Nielsen has just released the results of a survey of new smartphone owners spanning the six months between January and August 2010, and if there's one thing to take away from the study, it's this: you people love Android. Throughout the six months that the study was taking place, the number of people buying Android smartphones grew steadily, finishing in August 2010 as the most popular platform among smartphone buyers with 32 percent of the recent purchases. BlackBerry and iOS are in a neck-and-neck race for second place, with 26 and 25 percent each.
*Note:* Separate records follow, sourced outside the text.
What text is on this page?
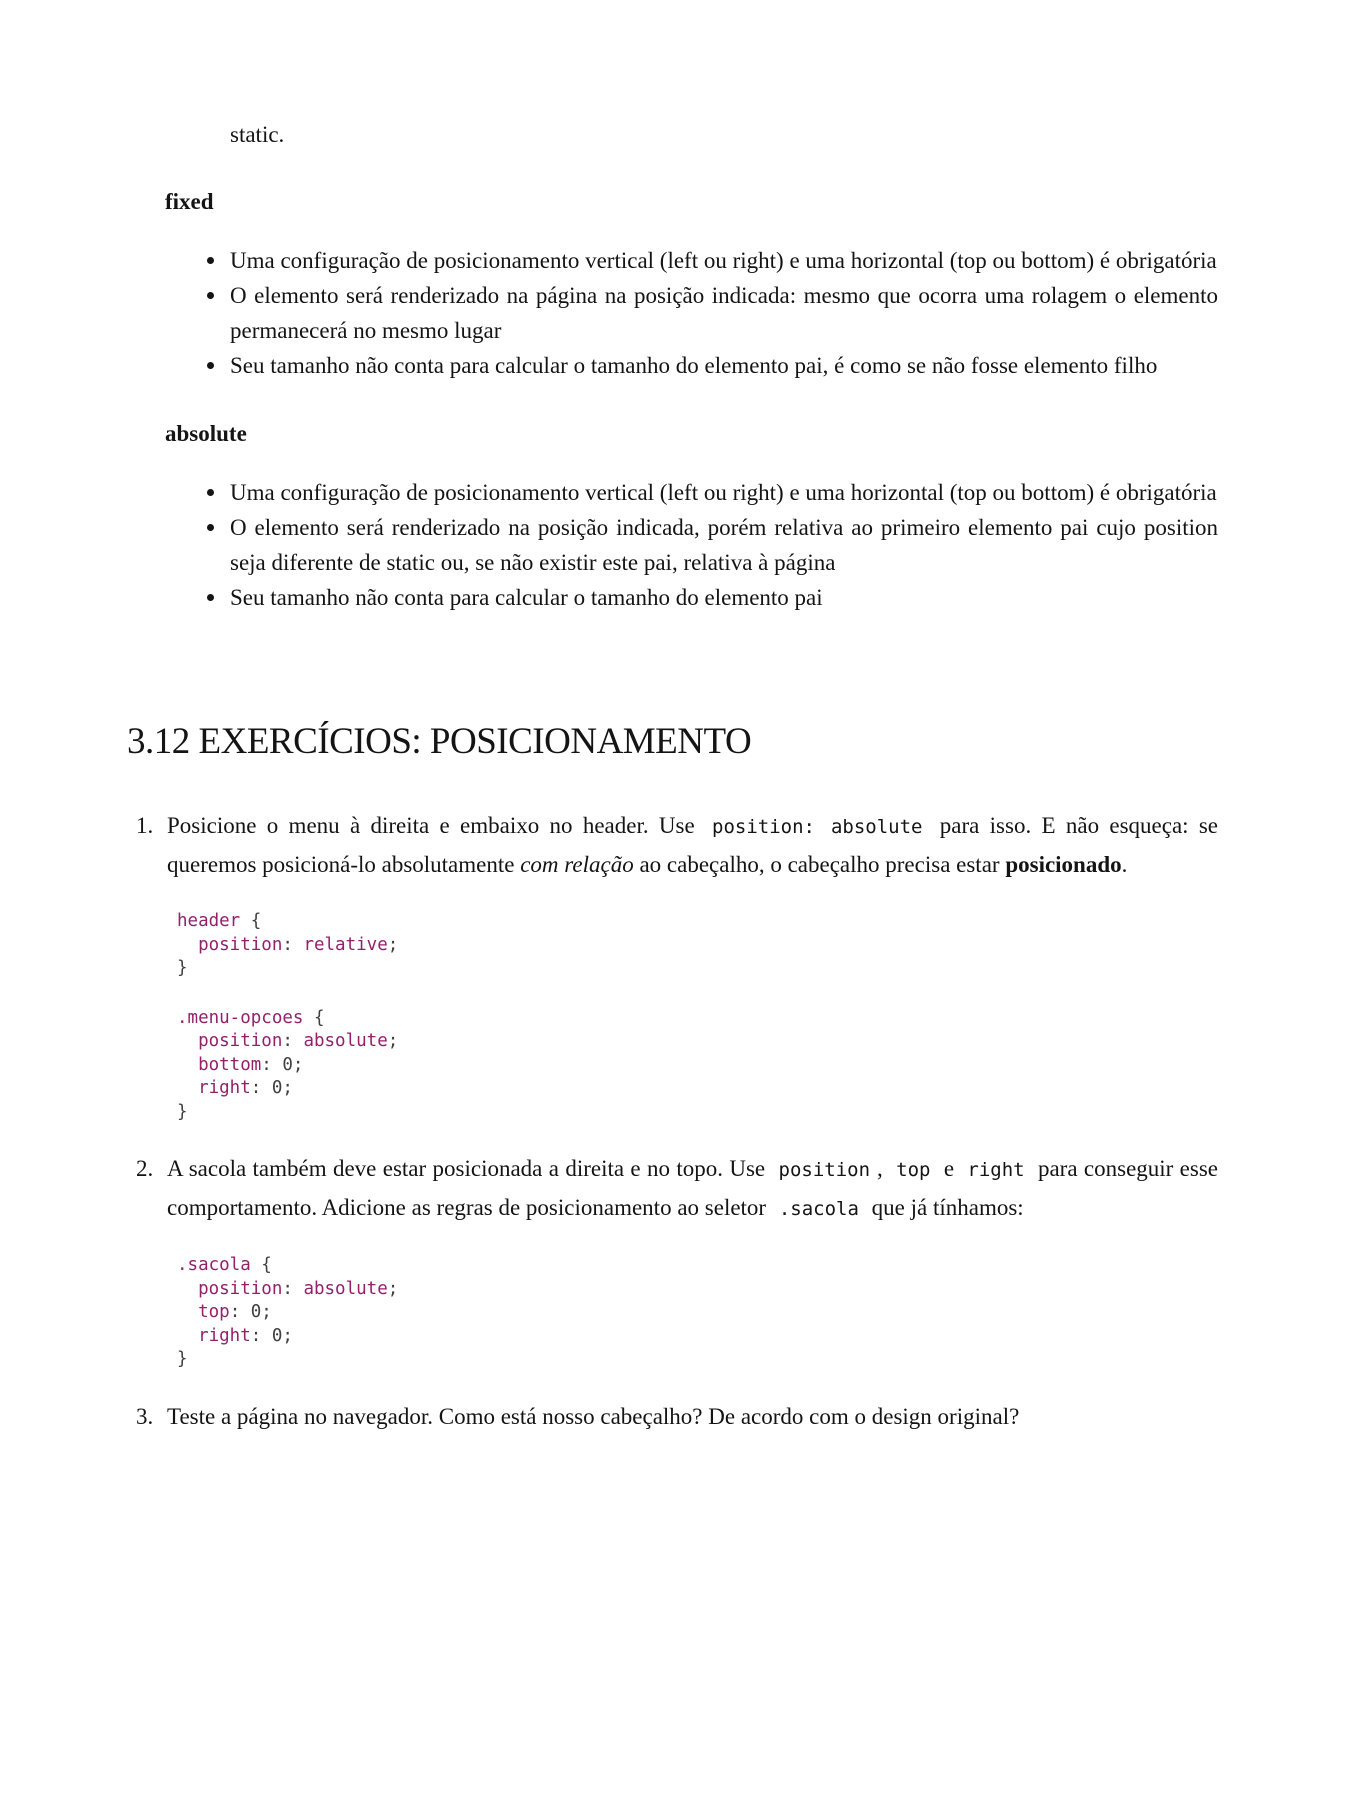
static.

fixed
Uma configuração de posicionamento vertical (left ou right) e uma horizontal (top ou bottom) é obrigatória
O elemento será renderizado na página na posição indicada: mesmo que ocorra uma rolagem o elemento permanecerá no mesmo lugar
Seu tamanho não conta para calcular o tamanho do elemento pai, é como se não fosse elemento filho
absolute
Uma configuração de posicionamento vertical (left ou right) e uma horizontal (top ou bottom) é obrigatória
O elemento será renderizado na posição indicada, porém relativa ao primeiro elemento pai cujo position seja diferente de static ou, se não existir este pai, relativa à página
Seu tamanho não conta para calcular o tamanho do elemento pai
3.12 EXERCÍCIOS: POSICIONAMENTO
1. Posicione o menu à direita e embaixo no header. Use position: absolute para isso. E não esqueça: se queremos posicioná-lo absolutamente com relação ao cabeçalho, o cabeçalho precisa estar posicionado.

header {
position: relative;
}
.menu-opcoes {
position: absolute;
bottom: 0;
right: 0;
}
2. A sacola também deve estar posicionada a direita e no topo. Use position , top e right para conseguir esse comportamento. Adicione as regras de posicionamento ao seletor .sacola que já tínhamos:

.sacola {
position: absolute;
top: 0;
right: 0;
}
3. Teste a página no navegador. Como está nosso cabeçalho? De acordo com o design original?
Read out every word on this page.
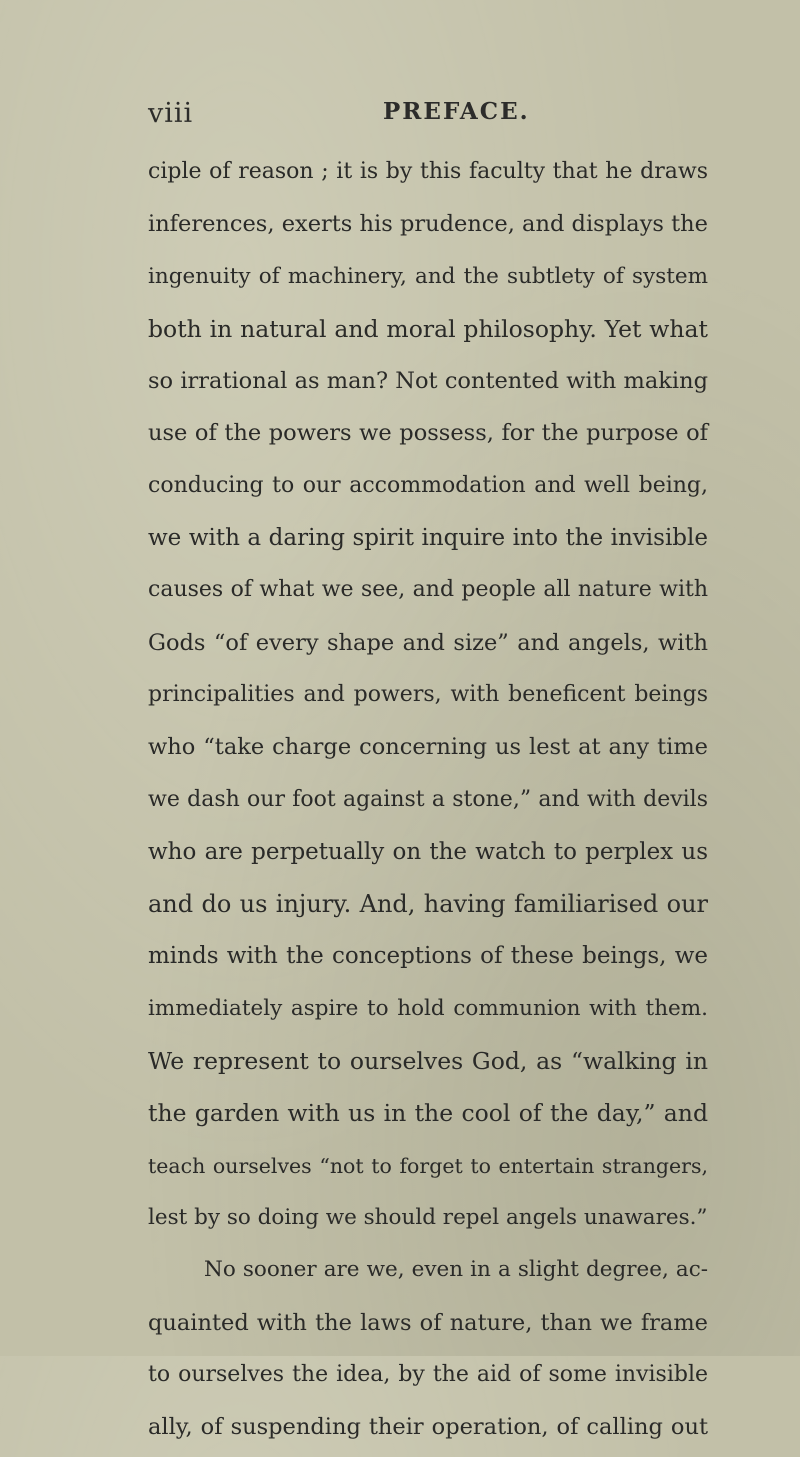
viii	PREFACE.
ciple of reason ; it is by this faculty that he draws
inferences, exerts his prudence, and displays the
ingenuity of machinery, and the subtlety of system
both in natural and moral philosophy. Yet what
so irrational as man? Not contented with making
use of the powers we possess, for the purpose of
conducing to our accommodation and well being,
we with a daring spirit inquire into the invisible
causes of what we see, and people all nature with
Gods “of every shape and size” and angels, with
principalities and powers, with beneficent beings
who “take charge concerning us lest at any time
we dash our foot against a stone,” and with devils
who are perpetually on the watch to perplex us
and do us injury. And, having familiarised our
minds with the conceptions of these beings, we
immediately aspire to hold communion with them.
We represent to ourselves God, as “walking in
the garden with us in the cool of the day,” and
teach ourselves “not to forget to entertain strangers,
lest by so doing we should repel angels unawares.”
No sooner are we, even in a slight degree, ac-
quainted with the laws of nature, than we frame
to ourselves the idea, by the aid of some invisible
ally, of suspending their operation, of calling out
During the same six month period, Nielsen took the time to study the total market share for the same three smartphone OSes, and the results seem to echo what we've seen in the past. BlackBerry is still the king of the smartphone hill, finished August with 31 percent of the market, although that number dropped a total of five percent since January this year. In second place is iOS with a 28 percent share. Apple's OS fluctuated quite a bit during the study, but finished one percent below where it started in January. Finishing in third place is Android, which snapped up 19 percent of the market in August 2010. While Google's green robot is in last place in market share, the platform was also the only of the three to grow during the six-month study, gaining a total of 11 percent since January 2010.
Considering the plethora of Android smartphones, which are available on every carrier (including many regionals), I'm not surprised to see the OS being named the most popular among buyers in the past six months. We've always known that new Android handsets were being pumped out quickly, but it feels like they're being launched at an even more rapid pace as time goes on. Now that we have had time to digest Nielsen's numbers, I pose the question to you, readers: if you've bought a new smartphone in the past six months, which OS(es) did you pick up?